Not all the changes affecting local churches are positive or progressive from a spiritual perspective. Take the change in “Sunday” as an example. In previous generations, Sunday was a day set aside for “spiritual” activities. It was a day of worship, teaching, children’s work and outreach.
Sunday School in the past
In my early days of life, the assembly my family attended had two Sunday Schools, one in the morning and another in the afternoon. The total attendance was over 400 children.

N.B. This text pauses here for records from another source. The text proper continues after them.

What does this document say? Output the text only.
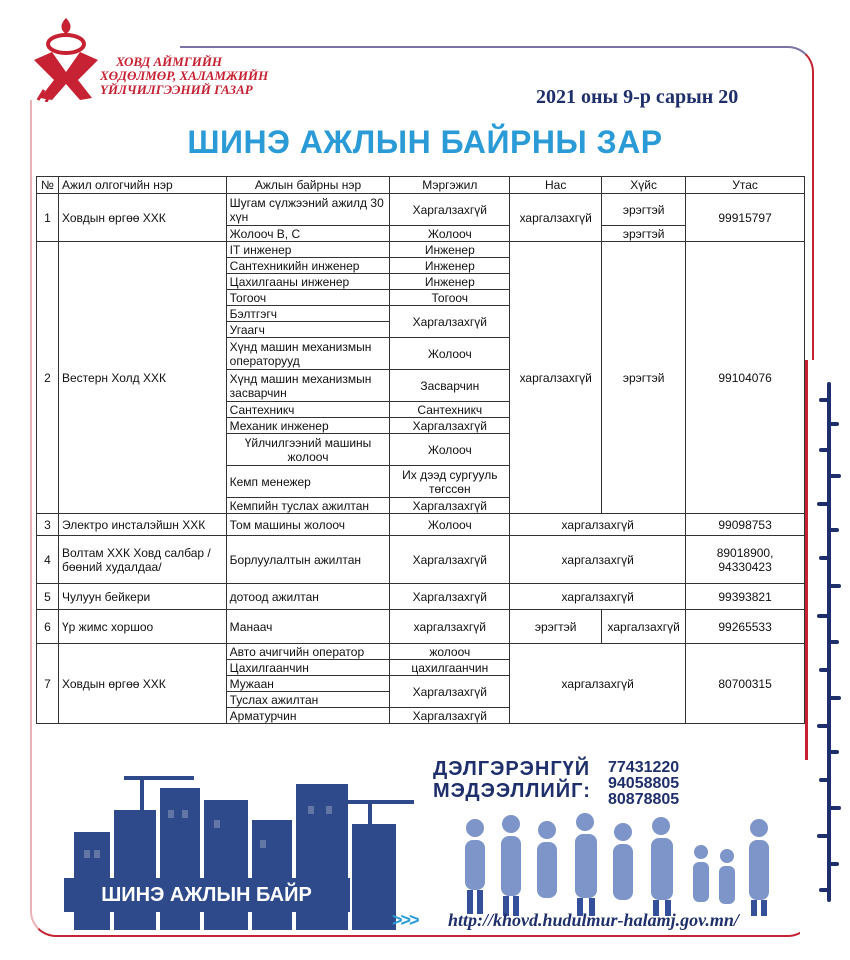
ХОВД АЙМГИЙН
ХӨДӨЛМӨР, ХАЛАМЖИЙН
ҮЙЛЧИЛГЭЭНИЙ ГАЗАР	2021 оны 9-р сарын 20
ШИНЭ АЖЛЫН БАЙРНЫ ЗАР
№	Ажил олгогчийн нэр	Ажлын байрны нэр	Мэргэжил	Нас	Хүйс	Утас
1	Ховдын өргөө ХХК	Шугам сүлжээний ажилд 30 хүн	Харгалзахгүй	харгалзахгүй	эрэгтэй	99915797
		Жолооч В, С	Жолооч		эрэгтэй	
2	Вестерн Холд ХХК	IT инженер	Инженер	харгалзахгүй	эрэгтэй	99104076
		Сантехникийн инженер	Инженер			
		Цахилгааны инженер	Инженер			
		Тогооч	Тогооч			
		Бэлтгэгч	Харгалзахгүй			
		Угаагч				
		Хүнд машин механизмын операторууд	Жолооч			
		Хүнд машин механизмын засварчин	Засварчин			
		Сантехникч	Сантехникч			
		Механик инженер	Харгалзахгүй			
		Үйлчилгээний машины жолооч	Жолооч			
		Кемп менежер	Их дээд сургууль төгссөн			
		Кемпийн туслах ажилтан	Харгалзахгүй			
3	Электро инсталэйшн ХХК	Том машины жолооч	Жолооч	харгалзахгүй		99098753
4	Волтам ХХК Ховд салбар / бөөний худалдаа/	Борлуулалтын ажилтан	Харгалзахгүй	харгалзахгүй		89018900,
94330423

5	Чулуун бейкери	дотоод ажилтан	Харгалзахгүй	харгалзахгүй		99393821
6	Үр жимс хоршоо	Манаач	харгалзахгүй	эрэгтэй	харгалзахгүй	99265533
7	Ховдын өргөө ХХК	Авто ачигчийн оператор	жолооч	харгалзахгүй		80700315
		Цахилгаанчин	цахилгаанчин			
		Мужаан	Харгалзахгүй			
		Туслах ажилтан				
		Арматурчин	Харгалзахгүй			
ДЭЛГЭРЭНГҮЙ
МЭДЭЭЛЛИЙГ:
77431220
94058805
80878805
ШИНЭ АЖЛЫН БАЙР
>>> http://khovd.hudulmur-halamj.gov.mn/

That was in days before Sunday cartoons, sports and open stores. It was also during a time before the publication of child abuse and suing “churches” were common practices.
A change in Sunday
Somewhere around fifty years ago Sunday moved to a day for “social” activities. It was a family day, a day for quiet pursuits, a walk, a drive, reading or board games. Entertaining others and showing hospitality was more prominent than it is today. Attending meetings morning and evening was a family activity.
Today, Sunday is for many believers a “secular” day (not necessarily wrong). Numerous Christians go out for lunch on a Sunday, some will shop, and many with children are active in sports and other similar pursuits. As a result, for some, the priority of the assembly and its programs has suffered.
Changes in culture
Some of the changes are societal in that it is difficult to get children from “unsaved” homes to go to a Sunday school. Outreach on a Sunday has become difficult and in relation to some activities, impossible. Very few assemblies see unsaved people coming into meetings regardless of how one advertises the meetings.
One of the consequences of changes in culture and its affect on the church is that it is hard, in many places, to get believers to attend meetings other than Sunday morning. Some assemblies that still have a Sunday evening meeting find that the numbers are a small percentage of the morning crowd.
In most places where I preach Sunday evenings, the audience is smaller and tends to be mostly older saints perhaps joined by one parent from families with young children.
How do we respond?
These changes are not good news for local churches, which includes nearly all types and sizes in North America. There may be some assemblies where this is not an issue.
There are many that have done away with the Sunday evening meetings (not a biblical issue). Others struggle with this and wonder how to respond.
Thinking outside the box
The lack of interest for many individuals may be a reflection of the state of their spiritual life and the depth of their commitment. Knowing that fact and that the problem does exist does not solve the issue. Assemblies that face this must “think outside the box”.
There may be value in continuing for the sake of the saints who do attend but with careful thought to the type and purpose of the ministry. There may be a creative alternative. One that generates interest and that leads to greater involvement in the meeting.
These are not biblical issues
It is worth considering that there is nothing sacred or scriptural about the number of meetings, the time, the format, or the structure. For one hundred years, all assemblies functioned in the same way, a pattern that developed in previous eras and became the tradition for all to follow.
The Bible is clear on why we meet, the need for order, but it is silent on these other issues.
Considering other perspectives
In these articles, I am not offering solutions I am merely trying to highlight some of the changes that have and are taking place. There are other issues that are not covered by a “word from the Lord’ (the Bible) leaving local churches to determine their own course of action.
One of the greatest dangers is that men who are old and perhaps out of touch make decisions based on their perspective. Equally dangerous are decisions based on a “pragmatic response” that violate clear instruction with regard to ‘church order” and “divine purpose”.
We need to work together and be sensitive to the Spirit and not push each other away with personal opinions and preferences.